Getting started with Microsoft Office Lens

The new app makes it easy to turn your Android or iOS device into a scanner.

Rick Broida Senior Editor
Rick Broida is the author of numerous books and thousands of reviews, features and blog posts. He writes CNET's popular Cheapskate blog and co-hosts Protocol 1: A Travelers Podcast (about the TV show Travelers). He lives in Michigan, where he previously owned two escape rooms (chronicled in the ebook "I Was a Middle-Aged Zombie").
Rick Broida
2 min read


Last week, Microsoft unveiled a new version of Office Lens, a free mobile scanning app that was previously limited to Windows Phone devices. Now it's available for iOS as well, with a Preview version available for Android users who wish to beta-test it.

The idea behind Office Lens is to turn your smartphone or tablet into a fast, efficient scanner, one that automatically deposits documents, business cards, receipts, sticky notes, whiteboards and other real-world items into your OneNote account (or various other destinations). Let's take a look at how all this works.

(Note that this tutorial is based on the iOS version. Although I wasn't able to test Office Lens for Android, the overall process should be very similar, if not identical.)

Step 1: Install Office Lens on your device, run the app, then give it permission to access your camera.

Step 2: The default "view" in the app is a live camera viewfinder. Choose one of the three available image types -- Photo, Document or Whiteboard -- then point the camera at whatever you want to capture.

Step 3: For documents and whiteboards, you'll see the app attempt to automatically frame the image as you move around. Once the frame encompasses the desired area, tap the shutter button.

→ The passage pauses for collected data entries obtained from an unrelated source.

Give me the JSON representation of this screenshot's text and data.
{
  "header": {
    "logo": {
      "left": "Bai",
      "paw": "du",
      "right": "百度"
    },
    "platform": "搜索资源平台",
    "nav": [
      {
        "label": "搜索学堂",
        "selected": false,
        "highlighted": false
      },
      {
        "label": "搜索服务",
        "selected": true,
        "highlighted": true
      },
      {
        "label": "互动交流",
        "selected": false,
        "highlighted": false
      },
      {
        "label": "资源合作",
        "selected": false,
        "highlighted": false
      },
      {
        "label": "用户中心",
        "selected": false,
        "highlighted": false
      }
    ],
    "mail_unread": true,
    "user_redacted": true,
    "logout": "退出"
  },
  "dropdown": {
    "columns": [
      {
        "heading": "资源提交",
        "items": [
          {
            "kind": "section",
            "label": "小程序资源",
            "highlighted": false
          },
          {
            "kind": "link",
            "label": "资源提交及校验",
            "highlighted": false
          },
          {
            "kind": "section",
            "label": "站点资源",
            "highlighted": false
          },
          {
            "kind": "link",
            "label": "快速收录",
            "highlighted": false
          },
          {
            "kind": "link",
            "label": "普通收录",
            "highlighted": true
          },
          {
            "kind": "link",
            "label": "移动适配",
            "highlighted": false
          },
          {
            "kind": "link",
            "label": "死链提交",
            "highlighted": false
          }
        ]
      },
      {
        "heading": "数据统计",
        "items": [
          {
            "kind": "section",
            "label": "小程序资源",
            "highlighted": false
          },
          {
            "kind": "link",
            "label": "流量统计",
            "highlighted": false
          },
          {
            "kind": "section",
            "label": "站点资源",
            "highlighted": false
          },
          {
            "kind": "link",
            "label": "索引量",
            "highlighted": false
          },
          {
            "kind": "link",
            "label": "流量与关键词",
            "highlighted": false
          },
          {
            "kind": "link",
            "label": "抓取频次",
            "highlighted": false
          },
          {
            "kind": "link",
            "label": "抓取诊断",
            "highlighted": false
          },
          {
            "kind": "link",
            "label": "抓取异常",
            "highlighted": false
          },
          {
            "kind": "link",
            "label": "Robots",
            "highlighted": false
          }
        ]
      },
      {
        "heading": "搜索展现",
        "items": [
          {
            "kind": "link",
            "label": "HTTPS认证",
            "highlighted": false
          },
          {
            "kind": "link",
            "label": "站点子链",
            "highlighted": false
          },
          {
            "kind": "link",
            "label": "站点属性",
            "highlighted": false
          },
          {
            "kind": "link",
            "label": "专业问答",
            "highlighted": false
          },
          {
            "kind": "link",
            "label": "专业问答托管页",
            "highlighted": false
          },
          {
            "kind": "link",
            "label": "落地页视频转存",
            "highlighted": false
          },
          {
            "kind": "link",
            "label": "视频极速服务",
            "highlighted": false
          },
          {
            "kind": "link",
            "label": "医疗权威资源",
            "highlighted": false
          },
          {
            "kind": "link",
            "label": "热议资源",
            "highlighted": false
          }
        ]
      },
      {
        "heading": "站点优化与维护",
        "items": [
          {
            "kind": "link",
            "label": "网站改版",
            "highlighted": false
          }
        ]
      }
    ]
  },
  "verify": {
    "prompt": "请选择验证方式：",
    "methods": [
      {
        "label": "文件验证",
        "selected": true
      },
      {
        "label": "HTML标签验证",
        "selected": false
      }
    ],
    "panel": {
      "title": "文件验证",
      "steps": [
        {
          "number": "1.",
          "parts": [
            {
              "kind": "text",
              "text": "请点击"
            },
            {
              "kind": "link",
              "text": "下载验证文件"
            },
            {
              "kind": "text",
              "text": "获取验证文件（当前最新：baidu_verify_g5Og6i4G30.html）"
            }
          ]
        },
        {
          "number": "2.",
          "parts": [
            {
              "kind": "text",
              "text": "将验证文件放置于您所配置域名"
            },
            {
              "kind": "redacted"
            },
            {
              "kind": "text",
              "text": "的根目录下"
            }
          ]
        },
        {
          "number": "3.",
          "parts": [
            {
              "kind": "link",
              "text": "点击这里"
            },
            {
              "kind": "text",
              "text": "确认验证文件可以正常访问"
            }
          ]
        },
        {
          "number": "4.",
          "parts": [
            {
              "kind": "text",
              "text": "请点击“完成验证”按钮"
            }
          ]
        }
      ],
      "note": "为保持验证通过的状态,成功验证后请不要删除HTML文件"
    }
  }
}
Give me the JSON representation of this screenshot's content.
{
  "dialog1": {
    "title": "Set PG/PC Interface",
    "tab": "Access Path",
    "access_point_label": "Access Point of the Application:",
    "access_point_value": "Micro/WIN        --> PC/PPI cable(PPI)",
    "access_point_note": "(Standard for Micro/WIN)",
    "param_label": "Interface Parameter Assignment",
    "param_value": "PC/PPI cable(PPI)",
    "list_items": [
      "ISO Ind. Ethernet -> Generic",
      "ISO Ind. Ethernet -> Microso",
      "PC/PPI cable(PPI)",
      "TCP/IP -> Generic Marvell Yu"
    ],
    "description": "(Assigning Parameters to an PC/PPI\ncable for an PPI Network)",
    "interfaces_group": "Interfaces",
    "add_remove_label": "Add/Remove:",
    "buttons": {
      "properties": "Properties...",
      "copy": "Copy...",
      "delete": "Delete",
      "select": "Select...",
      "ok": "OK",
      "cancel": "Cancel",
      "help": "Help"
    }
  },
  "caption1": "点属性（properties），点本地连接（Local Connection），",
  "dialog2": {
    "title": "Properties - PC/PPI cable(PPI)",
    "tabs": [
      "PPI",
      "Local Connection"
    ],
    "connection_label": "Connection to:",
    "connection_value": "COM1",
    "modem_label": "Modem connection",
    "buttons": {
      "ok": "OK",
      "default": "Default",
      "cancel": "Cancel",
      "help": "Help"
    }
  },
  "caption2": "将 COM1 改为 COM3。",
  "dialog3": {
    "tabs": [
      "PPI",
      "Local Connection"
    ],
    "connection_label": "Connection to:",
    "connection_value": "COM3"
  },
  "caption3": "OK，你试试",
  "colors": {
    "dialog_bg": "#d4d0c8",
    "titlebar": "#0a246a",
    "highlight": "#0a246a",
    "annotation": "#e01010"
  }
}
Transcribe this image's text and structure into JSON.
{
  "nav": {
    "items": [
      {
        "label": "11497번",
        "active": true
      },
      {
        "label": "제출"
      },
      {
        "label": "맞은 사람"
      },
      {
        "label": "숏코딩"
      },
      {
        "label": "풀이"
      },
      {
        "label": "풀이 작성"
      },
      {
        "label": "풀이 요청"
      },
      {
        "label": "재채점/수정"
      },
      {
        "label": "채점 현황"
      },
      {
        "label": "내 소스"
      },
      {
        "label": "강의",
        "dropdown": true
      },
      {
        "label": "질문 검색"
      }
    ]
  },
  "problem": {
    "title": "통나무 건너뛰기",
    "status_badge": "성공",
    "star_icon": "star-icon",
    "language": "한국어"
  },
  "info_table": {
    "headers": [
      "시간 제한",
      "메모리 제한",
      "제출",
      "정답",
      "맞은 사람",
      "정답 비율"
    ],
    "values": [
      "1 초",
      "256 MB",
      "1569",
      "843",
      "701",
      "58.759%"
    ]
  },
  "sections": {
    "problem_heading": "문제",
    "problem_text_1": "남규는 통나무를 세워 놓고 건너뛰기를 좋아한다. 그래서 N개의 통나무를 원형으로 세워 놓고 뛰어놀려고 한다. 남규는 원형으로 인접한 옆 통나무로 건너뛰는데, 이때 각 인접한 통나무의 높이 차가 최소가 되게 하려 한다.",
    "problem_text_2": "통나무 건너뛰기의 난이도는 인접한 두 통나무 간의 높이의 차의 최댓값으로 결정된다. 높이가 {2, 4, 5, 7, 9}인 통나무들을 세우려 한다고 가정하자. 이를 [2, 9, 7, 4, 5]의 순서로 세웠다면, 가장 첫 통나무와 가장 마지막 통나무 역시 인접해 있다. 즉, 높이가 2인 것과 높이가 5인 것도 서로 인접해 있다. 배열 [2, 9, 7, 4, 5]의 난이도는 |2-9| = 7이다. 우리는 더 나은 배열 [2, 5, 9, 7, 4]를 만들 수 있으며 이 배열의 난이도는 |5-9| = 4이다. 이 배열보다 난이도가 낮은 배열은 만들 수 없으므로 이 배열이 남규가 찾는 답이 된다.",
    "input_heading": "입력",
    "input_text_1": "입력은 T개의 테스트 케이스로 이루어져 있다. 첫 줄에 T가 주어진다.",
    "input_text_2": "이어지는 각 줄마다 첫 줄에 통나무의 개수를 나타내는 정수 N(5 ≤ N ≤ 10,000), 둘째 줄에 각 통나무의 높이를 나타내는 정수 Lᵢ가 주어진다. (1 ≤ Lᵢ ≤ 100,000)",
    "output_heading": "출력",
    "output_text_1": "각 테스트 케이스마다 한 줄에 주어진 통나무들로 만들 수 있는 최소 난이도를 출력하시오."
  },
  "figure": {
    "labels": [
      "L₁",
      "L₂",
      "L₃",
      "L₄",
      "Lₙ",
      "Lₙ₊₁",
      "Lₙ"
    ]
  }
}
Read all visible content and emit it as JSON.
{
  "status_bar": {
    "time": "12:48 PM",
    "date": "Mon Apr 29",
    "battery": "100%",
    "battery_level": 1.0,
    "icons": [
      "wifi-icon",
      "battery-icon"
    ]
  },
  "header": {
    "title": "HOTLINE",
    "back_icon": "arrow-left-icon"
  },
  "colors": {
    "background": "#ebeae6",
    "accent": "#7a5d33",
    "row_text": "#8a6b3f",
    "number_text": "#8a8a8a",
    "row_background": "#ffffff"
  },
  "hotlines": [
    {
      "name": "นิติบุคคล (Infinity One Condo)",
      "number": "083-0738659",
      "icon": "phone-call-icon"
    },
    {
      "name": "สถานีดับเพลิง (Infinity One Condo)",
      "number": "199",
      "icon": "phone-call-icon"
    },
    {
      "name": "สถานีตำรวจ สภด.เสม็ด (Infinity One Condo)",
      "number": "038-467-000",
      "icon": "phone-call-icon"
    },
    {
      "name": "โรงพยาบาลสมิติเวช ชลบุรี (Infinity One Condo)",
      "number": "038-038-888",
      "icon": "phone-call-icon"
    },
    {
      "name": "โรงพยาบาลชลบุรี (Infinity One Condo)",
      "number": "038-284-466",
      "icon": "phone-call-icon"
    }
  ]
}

Office Lens doesn't always do a perfect job framing images, so you can crop if needed. Screenshot by Rick Broida/CNET

Step 4: After a moment of processing the image, Office Lens gives you a preview of it. If it needs cropping, tap the Crop icon in the upper-right corner. Once you're done cropping, or you're just ready to save the image, tap Done.

Screenshot by Rick Broida/CNET

Step 5: Now it's time to choose the destination for this item. If it's OneNote, you'll first need to sign into your account (a one-time step). Then you can give the image a title and choose the notebook in which to file it. Alternately, Office Lens can export to your OneDrive account, or to Word or PowerPoint (whether or not you have the associated apps on your device). Other export options include PDF, e-mail and your photo library.

After you've exported your file, you'll find yourself back at the viewfinder, ready to capture another one. Unfortunately, Office Lens for Android and iOS doesn't currently allow for capturing multipage documents, nor will it auto-classify your documents. But it's still a quick and easy way to save and even edit real-world information.

If you like the idea behind Office Lens but already use Evernote to manage your documents, check out the very similar Scannable app, which pairs with that service.